Я Пилигрим

22
18
20
22
24
26
28
30

Благодаря Бэттлбо и его манипуляциям с базами данных я вновь стал Питером Кэмпбеллом. Испытывая трудности с собственной идентификацией, я спросил компьютерного гения во время визита к нему в «Старую Японию», возможно ли при дефиците времени сделать мою новую личность достаточно убедительной.

Бэттлбо кивнул:

– У нас есть одно гигантское преимущество: люди верят тому, что видят в базах данных. Они ведь не знают самого главного правила киберпространства: компьютеры не лгут, но на них умеют работать обманщики.

Я рассмеялся:

– Именно поэтому вы так искусны в своем деле? Вы лжец высшей пробы?

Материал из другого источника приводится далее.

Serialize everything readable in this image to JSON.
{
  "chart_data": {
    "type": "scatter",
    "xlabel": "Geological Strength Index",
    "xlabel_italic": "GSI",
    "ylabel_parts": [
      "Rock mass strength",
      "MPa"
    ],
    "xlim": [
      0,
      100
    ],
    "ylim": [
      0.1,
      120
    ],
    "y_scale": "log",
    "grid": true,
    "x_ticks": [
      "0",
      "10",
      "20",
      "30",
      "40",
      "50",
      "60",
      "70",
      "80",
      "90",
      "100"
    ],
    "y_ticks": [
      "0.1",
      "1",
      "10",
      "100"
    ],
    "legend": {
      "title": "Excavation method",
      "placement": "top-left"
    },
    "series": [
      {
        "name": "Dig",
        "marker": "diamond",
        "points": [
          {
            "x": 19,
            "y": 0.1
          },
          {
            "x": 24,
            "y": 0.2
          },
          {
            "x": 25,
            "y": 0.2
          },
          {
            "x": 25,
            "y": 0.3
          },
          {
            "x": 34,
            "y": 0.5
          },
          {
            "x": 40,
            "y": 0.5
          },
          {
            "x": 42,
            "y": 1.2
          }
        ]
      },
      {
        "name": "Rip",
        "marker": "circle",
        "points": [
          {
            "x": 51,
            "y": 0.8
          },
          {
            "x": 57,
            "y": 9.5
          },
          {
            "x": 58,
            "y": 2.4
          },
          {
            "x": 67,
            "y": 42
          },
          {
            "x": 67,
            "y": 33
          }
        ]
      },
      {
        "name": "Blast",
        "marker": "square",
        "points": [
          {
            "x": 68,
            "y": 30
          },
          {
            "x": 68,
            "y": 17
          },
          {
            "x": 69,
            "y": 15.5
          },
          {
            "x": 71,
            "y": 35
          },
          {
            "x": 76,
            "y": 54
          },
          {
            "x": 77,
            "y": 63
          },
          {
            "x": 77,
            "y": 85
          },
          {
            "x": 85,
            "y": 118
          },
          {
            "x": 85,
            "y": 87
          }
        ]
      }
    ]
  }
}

– Некоторым образом. Наверное, секрет в том, что я верю в альтернативные реальности и живу в одной из них. Полагаю, что все они – большая ложь. Я ни с кем еще не делился этими соображениями, но знайте: в честном сражении я одолею ваших дружков из ФБР или любого тайного агента. Видите ли, для них альтернативные реальности или киберпространство – это только работа. А я такой большой и некрасивый, что не питаю особых симпатий к реальному миру. – Он указал на стеллажи с жесткими дисками. – Моя жизнь в них.

– Забавно, – заметил я. – Вы отнюдь не показались мне большим и некрасивым. В моем представлении вы – японец. – По лицу собеседника я понял, как это важно для него. – И может быть, вы действительно самый лучший. Точно скажу вам одно: если у меня снова возникнут проблемы по части компьютеров, я обращусь за помощью только к вам.

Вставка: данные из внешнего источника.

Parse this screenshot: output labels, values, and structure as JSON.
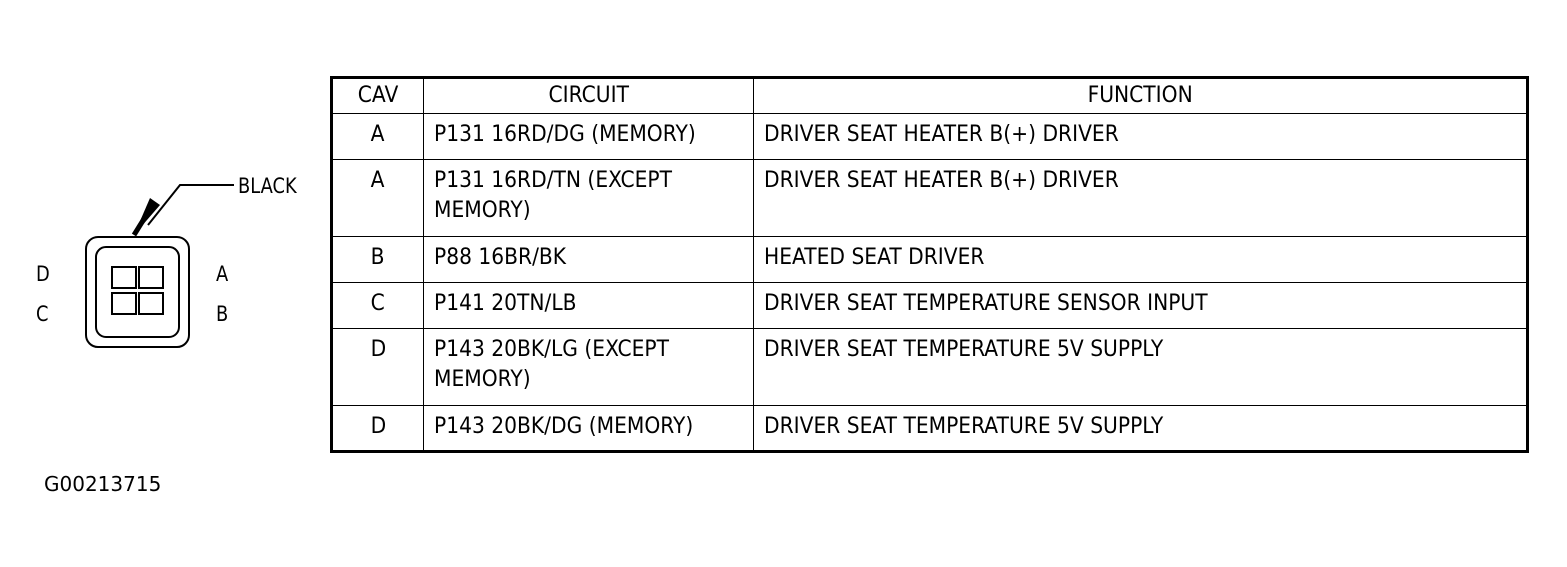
{
  "connector": {
    "color_label": "BLACK",
    "pin_labels": {
      "top_left": "D",
      "bottom_left": "C",
      "top_right": "A",
      "bottom_right": "B"
    }
  },
  "table": {
    "headers": [
      "CAV",
      "CIRCUIT",
      "FUNCTION"
    ],
    "rows": [
      {
        "cav": "A",
        "circuit": "P131 16RD/DG (MEMORY)",
        "function": "DRIVER SEAT HEATER B(+) DRIVER"
      },
      {
        "cav": "A",
        "circuit": "P131 16RD/TN (EXCEPT MEMORY)",
        "function": "DRIVER SEAT HEATER B(+) DRIVER"
      },
      {
        "cav": "B",
        "circuit": "P88 16BR/BK",
        "function": "HEATED SEAT DRIVER"
      },
      {
        "cav": "C",
        "circuit": "P141 20TN/LB",
        "function": "DRIVER SEAT TEMPERATURE SENSOR INPUT"
      },
      {
        "cav": "D",
        "circuit": "P143 20BK/LG (EXCEPT MEMORY)",
        "function": "DRIVER SEAT TEMPERATURE 5V SUPPLY"
      },
      {
        "cav": "D",
        "circuit": "P143 20BK/DG (MEMORY)",
        "function": "DRIVER SEAT TEMPERATURE 5V SUPPLY"
      }
    ]
  },
  "figure_id": "G00213715"
}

Бэттлбо рассмеялся и допил свой чай.

– Ну что ж, тогда приступим?

К тому времени, когда я вышел из дома, направляясь на симпозиум, Питер Кэмпбелл успел окончить Чикагский университет. Он изучал медицину в Гарварде, а потом долгие годы помогал Гарретту в его расследованиях. Как и было задумано ранее, Кэмпбелл совершенно случайно обнаружил рукопись замечательной книги Гарретта. Питер имел доступ к педантично пополняемым картотекам шефа, и неудивительно, что издатель попросил именно Кэмпбелла, то есть меня, подготовить рукопись к публикации. В результате я теперь знал все дела, которые вел Гарретт, вдоль и поперек, словно расследовал их сам.

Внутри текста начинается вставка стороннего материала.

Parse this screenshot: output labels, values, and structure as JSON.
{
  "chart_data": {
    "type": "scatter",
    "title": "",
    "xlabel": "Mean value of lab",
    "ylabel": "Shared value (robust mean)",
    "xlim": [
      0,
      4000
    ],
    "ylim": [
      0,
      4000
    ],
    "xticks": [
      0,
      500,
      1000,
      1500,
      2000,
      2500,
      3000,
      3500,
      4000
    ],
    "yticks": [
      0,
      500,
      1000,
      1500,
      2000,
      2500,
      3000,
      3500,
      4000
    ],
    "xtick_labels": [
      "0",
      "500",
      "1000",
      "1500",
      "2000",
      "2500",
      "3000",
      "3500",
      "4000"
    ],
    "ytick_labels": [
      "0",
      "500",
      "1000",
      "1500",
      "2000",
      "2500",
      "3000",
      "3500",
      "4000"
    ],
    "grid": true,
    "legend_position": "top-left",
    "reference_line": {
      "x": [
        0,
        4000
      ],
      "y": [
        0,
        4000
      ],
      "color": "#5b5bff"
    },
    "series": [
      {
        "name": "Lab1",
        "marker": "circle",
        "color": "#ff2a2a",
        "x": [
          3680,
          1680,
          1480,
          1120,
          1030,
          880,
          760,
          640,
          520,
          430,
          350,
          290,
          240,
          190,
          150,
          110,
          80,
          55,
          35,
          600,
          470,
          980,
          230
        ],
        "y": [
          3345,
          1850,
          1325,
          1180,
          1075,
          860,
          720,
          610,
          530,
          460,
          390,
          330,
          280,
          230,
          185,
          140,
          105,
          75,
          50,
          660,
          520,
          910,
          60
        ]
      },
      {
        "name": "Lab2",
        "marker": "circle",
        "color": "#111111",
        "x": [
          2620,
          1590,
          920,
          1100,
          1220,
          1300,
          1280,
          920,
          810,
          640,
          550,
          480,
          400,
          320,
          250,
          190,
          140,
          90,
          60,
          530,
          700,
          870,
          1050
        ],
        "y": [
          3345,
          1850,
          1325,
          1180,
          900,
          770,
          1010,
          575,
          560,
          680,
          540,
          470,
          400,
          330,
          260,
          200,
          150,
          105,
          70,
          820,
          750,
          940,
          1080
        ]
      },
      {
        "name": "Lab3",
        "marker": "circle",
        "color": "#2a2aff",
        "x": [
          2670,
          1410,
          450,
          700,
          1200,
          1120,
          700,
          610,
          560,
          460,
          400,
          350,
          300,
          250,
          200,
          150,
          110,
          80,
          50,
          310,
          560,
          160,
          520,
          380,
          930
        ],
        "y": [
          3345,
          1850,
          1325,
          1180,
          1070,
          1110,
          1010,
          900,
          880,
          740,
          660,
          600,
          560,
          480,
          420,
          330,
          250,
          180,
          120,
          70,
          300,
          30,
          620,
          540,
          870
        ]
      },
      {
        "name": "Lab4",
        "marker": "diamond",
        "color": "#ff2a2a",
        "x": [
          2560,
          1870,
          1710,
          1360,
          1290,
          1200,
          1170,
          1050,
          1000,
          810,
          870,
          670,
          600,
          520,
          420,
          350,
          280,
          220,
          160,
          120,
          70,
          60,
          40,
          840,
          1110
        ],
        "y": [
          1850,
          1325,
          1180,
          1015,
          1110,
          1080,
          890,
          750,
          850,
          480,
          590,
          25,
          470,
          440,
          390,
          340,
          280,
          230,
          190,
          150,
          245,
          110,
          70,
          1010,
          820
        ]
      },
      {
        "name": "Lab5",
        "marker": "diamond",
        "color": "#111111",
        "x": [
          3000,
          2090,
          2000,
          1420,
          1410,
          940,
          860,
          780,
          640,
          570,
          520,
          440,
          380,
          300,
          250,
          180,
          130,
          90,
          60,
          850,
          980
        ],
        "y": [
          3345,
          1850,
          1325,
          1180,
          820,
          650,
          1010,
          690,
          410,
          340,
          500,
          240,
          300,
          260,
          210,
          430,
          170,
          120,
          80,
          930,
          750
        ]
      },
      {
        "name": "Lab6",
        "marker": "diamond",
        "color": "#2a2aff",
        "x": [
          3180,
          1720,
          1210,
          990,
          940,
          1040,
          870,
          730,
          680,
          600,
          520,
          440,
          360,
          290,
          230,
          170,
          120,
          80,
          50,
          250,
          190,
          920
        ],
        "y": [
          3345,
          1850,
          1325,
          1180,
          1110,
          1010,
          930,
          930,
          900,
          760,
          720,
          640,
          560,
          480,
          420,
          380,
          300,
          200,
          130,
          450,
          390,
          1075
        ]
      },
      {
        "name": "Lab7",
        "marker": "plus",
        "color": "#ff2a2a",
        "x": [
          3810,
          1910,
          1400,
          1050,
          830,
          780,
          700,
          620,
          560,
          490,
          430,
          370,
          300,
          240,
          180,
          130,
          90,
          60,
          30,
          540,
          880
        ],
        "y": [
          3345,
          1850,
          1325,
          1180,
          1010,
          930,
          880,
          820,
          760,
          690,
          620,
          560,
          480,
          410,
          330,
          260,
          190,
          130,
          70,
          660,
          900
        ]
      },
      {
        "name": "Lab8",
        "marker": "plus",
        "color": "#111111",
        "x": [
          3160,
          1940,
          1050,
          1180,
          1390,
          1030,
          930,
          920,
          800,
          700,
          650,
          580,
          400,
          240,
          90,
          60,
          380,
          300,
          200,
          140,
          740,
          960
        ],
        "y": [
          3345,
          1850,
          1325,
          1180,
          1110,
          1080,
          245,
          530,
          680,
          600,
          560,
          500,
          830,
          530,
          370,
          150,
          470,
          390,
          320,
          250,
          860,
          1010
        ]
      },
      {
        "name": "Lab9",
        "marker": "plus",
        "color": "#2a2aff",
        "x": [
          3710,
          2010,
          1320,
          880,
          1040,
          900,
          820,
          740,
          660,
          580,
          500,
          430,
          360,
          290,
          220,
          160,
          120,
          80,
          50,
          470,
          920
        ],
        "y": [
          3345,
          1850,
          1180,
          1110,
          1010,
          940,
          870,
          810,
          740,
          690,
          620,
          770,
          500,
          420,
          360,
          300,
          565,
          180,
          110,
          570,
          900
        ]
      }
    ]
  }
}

Представ в качестве Питера Кэмпбелла перед собранием своих коллег, я сразу же попытался найти нужный тон разговора. Поведал об отшельническом характере Гарретта, о том, что я был одним из немногих друзей этого человека, который вел двойную жизнь: все знали, что Гарретт служит в ФБР, но бульшую часть своей работы он выполнял для организаций, относящихся, как я стыдливо их обозначил, к «разведывательной сфере».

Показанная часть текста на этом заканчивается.